Since shortly before his death, local boosters, Twain fanatics, scholars, and others—have wanted to see where Mark Twain (and Tom Sawyer and Huck Finn) lived. These fans put a great deal of faith in his houses as places where they could access the “real” Mark Twain. At his houses, now museums, Twain remains as popular as he ever was during his lifetime. Focusing on the history of Florida, Missouri; Hannibal, Missouri; Hartford, Connecticut; and Elmira, New York at the moments when members of these communities made the decision to “save” the historic structures associated with Twain in this book, Hilary Iris Lowe examines our popular devotion to Twain during the twentieth century and how the rise of his house museums have changed the way we understand Mark Twain.
For a recent review of the book, see Kathleen Corbett’s review in The Public Historian.
From Page to Place: American Literary Tourism and the Afterlives of Authors (collection edited by Jennifer Harris and Hilary Iris Lowe)

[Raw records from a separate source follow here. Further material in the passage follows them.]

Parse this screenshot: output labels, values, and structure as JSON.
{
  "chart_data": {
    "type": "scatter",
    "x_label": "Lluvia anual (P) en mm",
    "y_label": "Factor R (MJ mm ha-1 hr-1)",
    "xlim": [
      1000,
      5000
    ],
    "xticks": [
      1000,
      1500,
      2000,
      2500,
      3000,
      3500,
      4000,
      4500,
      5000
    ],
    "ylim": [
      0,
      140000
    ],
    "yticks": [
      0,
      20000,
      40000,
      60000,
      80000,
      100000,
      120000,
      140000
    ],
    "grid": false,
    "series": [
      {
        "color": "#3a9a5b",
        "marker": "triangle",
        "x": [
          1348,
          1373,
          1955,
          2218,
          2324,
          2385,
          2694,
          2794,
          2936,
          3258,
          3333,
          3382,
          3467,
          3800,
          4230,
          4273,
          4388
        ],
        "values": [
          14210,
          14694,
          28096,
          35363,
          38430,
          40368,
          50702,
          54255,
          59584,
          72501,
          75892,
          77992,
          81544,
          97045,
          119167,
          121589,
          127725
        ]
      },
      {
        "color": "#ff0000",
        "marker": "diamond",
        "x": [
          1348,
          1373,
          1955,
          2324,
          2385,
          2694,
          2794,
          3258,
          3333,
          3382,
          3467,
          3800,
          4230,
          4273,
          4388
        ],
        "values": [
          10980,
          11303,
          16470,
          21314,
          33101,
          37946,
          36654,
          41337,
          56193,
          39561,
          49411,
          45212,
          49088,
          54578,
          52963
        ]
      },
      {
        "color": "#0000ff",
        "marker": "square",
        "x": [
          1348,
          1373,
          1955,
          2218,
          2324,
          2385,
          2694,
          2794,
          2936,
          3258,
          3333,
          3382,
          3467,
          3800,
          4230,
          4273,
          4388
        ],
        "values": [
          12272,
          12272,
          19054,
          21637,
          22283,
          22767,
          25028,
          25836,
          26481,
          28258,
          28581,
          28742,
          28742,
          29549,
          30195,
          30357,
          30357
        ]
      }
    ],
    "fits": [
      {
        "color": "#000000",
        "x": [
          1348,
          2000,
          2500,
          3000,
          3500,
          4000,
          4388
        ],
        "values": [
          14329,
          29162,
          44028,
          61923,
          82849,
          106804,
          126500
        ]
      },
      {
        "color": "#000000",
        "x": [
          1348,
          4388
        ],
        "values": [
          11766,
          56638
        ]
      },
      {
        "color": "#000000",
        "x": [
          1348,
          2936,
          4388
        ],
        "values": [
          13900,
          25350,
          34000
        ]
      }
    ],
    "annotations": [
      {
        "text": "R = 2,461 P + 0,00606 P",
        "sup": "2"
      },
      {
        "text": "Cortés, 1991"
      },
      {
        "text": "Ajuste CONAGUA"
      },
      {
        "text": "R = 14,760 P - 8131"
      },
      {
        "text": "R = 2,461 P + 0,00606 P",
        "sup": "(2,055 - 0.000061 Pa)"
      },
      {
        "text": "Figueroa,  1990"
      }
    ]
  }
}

Literary tourism has existed in the United States since at least the early nineteenth century, and now includes sites in almost every corner of the country. From Page to Place examines how Americans have taken up this form of tourism, offering an investigation of the places and practices of literary tourism from literary scholars, historians, tour guides, and collectors. The essays here begin to trace for the first time the histories of some of these sites, the rituals associated with literary tourism, and the ways readers and visitors consume popular literature through touristic endeavors.